Im Wald von Kozy Gory bei Katyn 15 Kilometer westlich von Smolensk sowie bei Ostaschkow, Starobielsk und anderen Stätten liegen nach inzwischen – wenn auch erst viele Jahrzehnte später unter erdrückender Beweislage – eingeräumten russischen Geständnissen offiziell 21.857 Leichen. Mindestens 4.500 von ihnen sind polnische Offiziere – vorwiegend in Kozy Gory. Menschen, die durch den sowjetischen Geheimdienst NKWD im Jahr 1940 systematisch ausnahmslos mit Genickschüssen ermordet worden sind. Die Polen gehen von über 30.000 Opfern aus.

Stalin hat eigene Pläne mit Polen. Patriotische polnische Offiziere und Soldaten stören da immens, auch Menschen, die intelligent genug sind, zivile Gegenwehr zu leisten oder polnische Identität zu symbolisieren. Als die Deutschen im Jahr 1943 das Massengrab bei Katyn entdecken und propagandistisch gegen Stalin ausschlachten, muss der Diktator seine vehementen Dementis glaubhaft machen. Dazu eignet sich der Hinweis auf eine polnische Armee in seinen Diensten.

Lieutenant General Wladyslaw Anders war monatelang eingekerkert gewesen. Das Moskauer Lubjanka-Gefängnis ist mehr als berüchtigt! Seit 4. August 1941 ist er wieder „frei“ und beauftragt, eine polnische Streitmacht unter russischer „Obhut“ zu führen.

Viele polnische Soldaten waren in Arbeitslager nach Sibirien verschleppt worden oder in russischen Kerkern gelandet. Sie werden jetzt entlassen und dürfen eine Armee bilden. Auf sowjetischem Territorium. Doch kämpfen sollen die Polen bitte nicht im Osten. Wer weiß schon, wie sie reagieren, wenn man eines Tages die Deutschen bis zur polnischen Ostgrenze zurückgeworfen haben mag! Vielleicht haben sie etwas gegen ihn? Für den Fall verlässt sich der sowjetische Diktator lieber auf seine Rote Armee! Die westlichen Verbündeten benötigen doch Nachschub in Italien. Im Jahr 1943 wird das II. polnische Korps offiziell gegründet und später über den Iran und Mittleren Osten nach Italien gebracht.

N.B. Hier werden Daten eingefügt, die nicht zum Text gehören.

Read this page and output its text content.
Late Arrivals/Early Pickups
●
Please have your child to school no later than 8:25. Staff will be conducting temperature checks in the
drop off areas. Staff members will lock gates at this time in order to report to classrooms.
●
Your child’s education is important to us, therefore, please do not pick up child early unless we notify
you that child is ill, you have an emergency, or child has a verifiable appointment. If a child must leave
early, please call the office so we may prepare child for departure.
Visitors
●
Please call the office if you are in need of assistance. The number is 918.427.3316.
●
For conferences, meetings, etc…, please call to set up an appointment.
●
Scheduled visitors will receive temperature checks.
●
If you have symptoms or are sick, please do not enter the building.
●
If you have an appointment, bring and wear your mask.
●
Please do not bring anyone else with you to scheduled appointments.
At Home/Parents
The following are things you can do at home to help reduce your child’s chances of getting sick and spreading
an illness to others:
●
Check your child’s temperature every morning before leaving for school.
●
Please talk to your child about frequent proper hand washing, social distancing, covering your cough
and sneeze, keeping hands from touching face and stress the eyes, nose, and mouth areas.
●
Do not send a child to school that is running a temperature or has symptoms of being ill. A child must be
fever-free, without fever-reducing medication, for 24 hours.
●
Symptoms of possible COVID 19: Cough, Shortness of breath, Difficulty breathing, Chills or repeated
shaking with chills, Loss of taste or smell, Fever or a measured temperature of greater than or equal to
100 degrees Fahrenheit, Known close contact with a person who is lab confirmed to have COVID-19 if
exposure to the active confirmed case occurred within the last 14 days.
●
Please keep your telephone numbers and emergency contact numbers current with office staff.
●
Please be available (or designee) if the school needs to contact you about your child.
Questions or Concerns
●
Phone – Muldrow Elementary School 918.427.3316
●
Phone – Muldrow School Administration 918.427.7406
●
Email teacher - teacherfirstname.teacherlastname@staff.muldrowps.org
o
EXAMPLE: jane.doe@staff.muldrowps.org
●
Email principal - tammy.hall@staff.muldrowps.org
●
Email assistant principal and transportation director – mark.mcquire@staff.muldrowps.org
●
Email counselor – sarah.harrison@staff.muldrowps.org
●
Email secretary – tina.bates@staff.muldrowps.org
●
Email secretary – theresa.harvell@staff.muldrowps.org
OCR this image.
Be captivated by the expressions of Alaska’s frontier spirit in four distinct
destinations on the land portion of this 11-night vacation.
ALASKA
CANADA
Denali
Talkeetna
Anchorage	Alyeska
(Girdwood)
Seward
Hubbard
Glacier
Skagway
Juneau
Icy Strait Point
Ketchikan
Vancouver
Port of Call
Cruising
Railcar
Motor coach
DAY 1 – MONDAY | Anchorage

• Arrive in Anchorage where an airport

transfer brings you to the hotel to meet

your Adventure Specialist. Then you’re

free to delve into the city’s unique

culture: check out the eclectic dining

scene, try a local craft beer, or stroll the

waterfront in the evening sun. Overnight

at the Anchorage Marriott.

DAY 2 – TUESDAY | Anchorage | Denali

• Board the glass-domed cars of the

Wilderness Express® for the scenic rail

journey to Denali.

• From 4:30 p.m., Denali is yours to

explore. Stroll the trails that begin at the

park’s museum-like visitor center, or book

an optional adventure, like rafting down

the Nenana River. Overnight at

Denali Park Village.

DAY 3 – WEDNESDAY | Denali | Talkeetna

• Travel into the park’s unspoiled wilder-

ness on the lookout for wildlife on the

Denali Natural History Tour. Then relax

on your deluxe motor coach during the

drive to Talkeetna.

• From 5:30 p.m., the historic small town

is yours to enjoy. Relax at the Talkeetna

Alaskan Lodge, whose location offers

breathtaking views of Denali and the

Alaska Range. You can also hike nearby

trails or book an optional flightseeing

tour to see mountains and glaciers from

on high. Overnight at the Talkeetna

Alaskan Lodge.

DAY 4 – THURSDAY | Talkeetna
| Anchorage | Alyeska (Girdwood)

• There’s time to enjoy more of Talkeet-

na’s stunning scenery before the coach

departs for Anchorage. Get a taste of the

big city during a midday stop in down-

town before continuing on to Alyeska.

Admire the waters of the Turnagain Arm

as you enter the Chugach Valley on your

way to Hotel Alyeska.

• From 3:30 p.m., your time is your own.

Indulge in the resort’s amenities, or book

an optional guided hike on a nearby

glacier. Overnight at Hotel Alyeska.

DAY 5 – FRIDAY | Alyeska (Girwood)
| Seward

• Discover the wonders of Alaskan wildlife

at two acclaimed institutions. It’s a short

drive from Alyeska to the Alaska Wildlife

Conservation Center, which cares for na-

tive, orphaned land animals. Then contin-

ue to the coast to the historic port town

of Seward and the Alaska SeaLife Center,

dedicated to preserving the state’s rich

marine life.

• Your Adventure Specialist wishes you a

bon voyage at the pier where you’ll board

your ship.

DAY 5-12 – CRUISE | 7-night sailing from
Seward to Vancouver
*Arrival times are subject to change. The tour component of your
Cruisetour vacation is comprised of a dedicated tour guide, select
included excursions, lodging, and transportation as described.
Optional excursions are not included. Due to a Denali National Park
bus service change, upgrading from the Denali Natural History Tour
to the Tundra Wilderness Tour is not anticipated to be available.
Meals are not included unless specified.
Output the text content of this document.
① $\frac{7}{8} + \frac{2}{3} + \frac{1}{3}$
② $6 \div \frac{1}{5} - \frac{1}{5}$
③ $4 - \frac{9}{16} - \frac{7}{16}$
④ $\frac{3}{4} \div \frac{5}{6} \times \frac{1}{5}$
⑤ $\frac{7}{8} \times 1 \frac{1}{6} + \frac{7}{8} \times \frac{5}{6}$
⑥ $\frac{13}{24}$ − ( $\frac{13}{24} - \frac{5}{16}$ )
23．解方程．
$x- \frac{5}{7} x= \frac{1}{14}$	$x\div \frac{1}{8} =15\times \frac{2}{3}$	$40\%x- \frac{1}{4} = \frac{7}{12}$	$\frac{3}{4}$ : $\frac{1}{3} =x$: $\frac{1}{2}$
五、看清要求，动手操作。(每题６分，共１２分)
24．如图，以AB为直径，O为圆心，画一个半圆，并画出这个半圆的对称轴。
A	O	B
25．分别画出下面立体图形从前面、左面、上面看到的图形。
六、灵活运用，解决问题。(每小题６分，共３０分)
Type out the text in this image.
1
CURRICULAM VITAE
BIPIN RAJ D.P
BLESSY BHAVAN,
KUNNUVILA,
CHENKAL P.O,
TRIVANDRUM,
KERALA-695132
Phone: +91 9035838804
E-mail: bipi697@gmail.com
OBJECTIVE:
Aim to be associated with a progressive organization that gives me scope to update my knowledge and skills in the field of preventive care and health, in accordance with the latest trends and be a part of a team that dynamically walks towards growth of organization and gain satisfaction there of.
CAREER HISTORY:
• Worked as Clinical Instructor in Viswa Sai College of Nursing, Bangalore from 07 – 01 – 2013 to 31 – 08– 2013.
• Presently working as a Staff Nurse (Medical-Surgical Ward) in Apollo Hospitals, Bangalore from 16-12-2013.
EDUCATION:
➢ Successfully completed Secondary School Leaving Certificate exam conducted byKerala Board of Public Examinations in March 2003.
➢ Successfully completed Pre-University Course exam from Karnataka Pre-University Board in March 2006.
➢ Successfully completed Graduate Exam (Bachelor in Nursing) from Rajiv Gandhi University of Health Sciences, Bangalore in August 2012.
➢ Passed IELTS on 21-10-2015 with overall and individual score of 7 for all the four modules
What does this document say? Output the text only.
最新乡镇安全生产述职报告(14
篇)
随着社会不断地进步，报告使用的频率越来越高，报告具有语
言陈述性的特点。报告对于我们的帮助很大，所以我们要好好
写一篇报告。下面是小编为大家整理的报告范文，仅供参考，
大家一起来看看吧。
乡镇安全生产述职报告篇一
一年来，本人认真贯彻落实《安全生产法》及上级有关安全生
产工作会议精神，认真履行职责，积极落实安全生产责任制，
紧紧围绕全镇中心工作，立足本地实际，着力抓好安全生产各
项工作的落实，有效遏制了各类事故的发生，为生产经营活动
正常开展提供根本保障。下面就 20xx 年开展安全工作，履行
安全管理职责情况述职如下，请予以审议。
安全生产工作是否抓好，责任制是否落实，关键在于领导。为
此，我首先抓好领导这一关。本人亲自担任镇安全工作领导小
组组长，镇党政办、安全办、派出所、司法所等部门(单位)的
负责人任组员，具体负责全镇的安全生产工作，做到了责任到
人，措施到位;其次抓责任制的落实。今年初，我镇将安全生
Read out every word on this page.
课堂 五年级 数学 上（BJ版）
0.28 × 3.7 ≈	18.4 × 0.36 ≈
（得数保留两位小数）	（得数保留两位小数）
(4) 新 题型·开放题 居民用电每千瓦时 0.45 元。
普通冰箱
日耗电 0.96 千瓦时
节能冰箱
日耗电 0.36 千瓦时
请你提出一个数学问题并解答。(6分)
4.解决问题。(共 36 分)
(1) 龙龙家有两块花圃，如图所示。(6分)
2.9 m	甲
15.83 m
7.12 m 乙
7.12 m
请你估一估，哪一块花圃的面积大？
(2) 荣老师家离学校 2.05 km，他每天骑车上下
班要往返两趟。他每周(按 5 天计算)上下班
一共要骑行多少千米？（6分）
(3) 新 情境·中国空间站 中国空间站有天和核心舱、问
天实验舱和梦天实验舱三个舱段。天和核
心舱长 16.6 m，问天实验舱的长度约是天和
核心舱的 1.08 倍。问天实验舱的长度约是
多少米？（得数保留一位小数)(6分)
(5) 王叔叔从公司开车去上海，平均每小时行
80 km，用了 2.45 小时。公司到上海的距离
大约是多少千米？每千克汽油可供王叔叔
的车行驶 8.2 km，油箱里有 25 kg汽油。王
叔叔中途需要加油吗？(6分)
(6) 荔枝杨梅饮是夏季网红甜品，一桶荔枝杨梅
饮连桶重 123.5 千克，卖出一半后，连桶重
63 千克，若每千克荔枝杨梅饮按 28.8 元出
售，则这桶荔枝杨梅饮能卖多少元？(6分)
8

So kommt es, dass polnische Soldaten Seite an Seite mit Franzosen, Marokkanern, Algeriern, Tunesiern, Italienern, Indern, Nepalesen, Maoris, Neuseeländern, Kanadiern, Engländern, Südafrikanern, Amerikanern und zuletzt auch Brasilianern in den italienischen Bergen kämpfen.

Gegen Deutsche und Österreicher.

In Italien stören die Polen Stalin nicht. Die wiederum wissen, dass sie dankbare loyale Verbündete benötigen, wenn sie ihr polnisches Heimatland eines Tages wieder ihr Eigen nennen wollen. Briten, Franzosen und Amerikaner. An deren Seite gilt es nun, gegen den gemeinsamen Gegner zu kämpfen. Einen verhassten Feind, mit dem man noch eine Rechnung offen hat.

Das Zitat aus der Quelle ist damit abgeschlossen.